Vi è mai capitato di tornare dalla spesa, scendere dalla macchina cariche di pesantissime borse e sentire vostro figlio che vi chiede: “Mamma, mi prendi anche le figurine che ho lasciato in macchina?” mentre lui continua a giocare serafico.

Oppure dopo aver implorato i figli: “Fate i bravi, per favore, oggi mamma è molto stanca”, trovarsi davanti dei piccoli mostri di crudeltà, che danno il peggio di sé litigando e disobbedendo?

Cosa significa questo? Abbiamo creato dei piccoli esemplari di egoismo? Perché i nostri figli non sono i grado di mettersi nei nostri panni?

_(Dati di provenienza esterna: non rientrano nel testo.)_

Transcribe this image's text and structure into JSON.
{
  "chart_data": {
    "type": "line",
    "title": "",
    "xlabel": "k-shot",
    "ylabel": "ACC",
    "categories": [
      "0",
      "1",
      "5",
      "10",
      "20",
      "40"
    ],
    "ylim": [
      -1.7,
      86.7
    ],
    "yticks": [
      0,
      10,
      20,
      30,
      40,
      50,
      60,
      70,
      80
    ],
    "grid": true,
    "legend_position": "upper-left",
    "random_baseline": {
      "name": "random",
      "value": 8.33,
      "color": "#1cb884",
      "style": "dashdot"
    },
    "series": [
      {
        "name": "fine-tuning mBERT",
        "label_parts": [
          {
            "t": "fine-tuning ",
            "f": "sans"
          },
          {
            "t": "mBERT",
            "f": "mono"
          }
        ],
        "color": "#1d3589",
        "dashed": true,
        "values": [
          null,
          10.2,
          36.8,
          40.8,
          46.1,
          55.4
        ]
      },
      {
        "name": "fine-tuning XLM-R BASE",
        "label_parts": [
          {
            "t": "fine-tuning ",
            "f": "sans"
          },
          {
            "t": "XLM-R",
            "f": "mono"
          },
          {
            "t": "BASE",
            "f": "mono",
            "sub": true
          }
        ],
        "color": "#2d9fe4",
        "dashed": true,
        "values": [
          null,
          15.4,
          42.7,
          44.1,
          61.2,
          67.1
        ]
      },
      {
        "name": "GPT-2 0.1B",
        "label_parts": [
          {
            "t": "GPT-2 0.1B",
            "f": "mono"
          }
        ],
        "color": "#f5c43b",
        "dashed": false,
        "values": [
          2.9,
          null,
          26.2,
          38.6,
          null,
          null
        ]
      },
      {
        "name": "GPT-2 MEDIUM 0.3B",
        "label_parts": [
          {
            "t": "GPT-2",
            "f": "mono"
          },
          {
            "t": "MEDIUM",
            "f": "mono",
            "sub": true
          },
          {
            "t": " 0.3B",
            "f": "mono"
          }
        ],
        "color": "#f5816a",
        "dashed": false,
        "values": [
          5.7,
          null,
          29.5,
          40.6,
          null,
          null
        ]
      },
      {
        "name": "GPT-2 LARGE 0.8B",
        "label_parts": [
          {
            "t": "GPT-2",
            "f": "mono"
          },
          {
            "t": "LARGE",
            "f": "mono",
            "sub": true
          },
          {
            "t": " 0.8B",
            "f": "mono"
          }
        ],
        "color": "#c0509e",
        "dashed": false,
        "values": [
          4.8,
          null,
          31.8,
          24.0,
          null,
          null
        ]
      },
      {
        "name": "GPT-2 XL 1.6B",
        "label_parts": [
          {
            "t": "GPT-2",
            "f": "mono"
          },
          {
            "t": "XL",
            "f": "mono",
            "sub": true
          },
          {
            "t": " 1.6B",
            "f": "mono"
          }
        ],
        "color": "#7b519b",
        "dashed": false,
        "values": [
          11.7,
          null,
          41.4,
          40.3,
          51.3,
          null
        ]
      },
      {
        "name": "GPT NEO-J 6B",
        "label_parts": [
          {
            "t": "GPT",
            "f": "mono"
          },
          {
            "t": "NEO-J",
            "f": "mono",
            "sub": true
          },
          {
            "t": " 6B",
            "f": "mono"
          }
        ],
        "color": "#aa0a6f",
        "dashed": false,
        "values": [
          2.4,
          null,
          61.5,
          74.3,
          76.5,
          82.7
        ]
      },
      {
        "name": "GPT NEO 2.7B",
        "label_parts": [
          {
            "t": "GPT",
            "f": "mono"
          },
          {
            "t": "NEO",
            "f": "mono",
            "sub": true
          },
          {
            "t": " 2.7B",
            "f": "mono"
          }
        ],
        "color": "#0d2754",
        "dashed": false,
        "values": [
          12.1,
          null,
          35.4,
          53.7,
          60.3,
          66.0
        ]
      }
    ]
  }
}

Qualche mese fa la ricerca di un professore svizzero sosteneva: i bambini, fino ai sette-otto anni faticano a preoccuparsi di chi sta loro accanto, per non parlare dello sforzo titanico con cui dividono giochi e cibo con chi è loro prossimo. I bambini imparano i principi dell’uguaglianza e della giustizia a partire dai sette anni e solo da lì può svilupparsi quel miracolo di generosità ed empatia che a volte ci commuove. Prima non sono cattivi, sono solo troppo impegnanti a sopravvivere. Quindi, alla luce di queste conferme scientifiche, mi sono appuntata nel diario delle buone pratiche di mamma una regola d’oro: se hai bisogno d’aiuto devi comandarlo, non puoi sperare che i figli, vedendoci in difficoltà, spontaneamente ci aiutino. Per fortuna esistono momenti magici in cui questo avviene, ma in genere, se i figli ci vedono deboli, si spaventano. Se tu hai mal di testa, immediatamente a loro viene mal di pancia, sei triste loro piangono. Bandite le frasi: “Abbia pietà di me! Non vedi che sono sfinita? Cerca di capire…” è come buttare alcol sul fuoco. Mi sono fatta l’idea che per i figli sia piuttosto intollerabile vedere una mamma debole, stanca, malata, etc e quindi si difendono come possono da questa paura. Meglio una mamma che urla e che si arrabbia di una mamma che non ce la fa. Purtroppo però ci sono momenti in cui la debolezza ci colpisce, per mille motivi diversi. Allora occorre raccogliere le forze residue per dare chiari comandi alla truppa. L’empatia la possiamo pretendere dal marito o dal compagno (però, a volte, è meglio comandare anche con loro). Ai figli è bene chiedere aiuto e sostenere la fatica che ciò implica: un giorno, tutto questo, diverrà gesto spontaneo.

Raccontateci come la pensate, fateci conoscere i vostri figli con le loro piccole crudeltà e generosità.

Pubblicato il 26 maggio 2010 - Commenti (1)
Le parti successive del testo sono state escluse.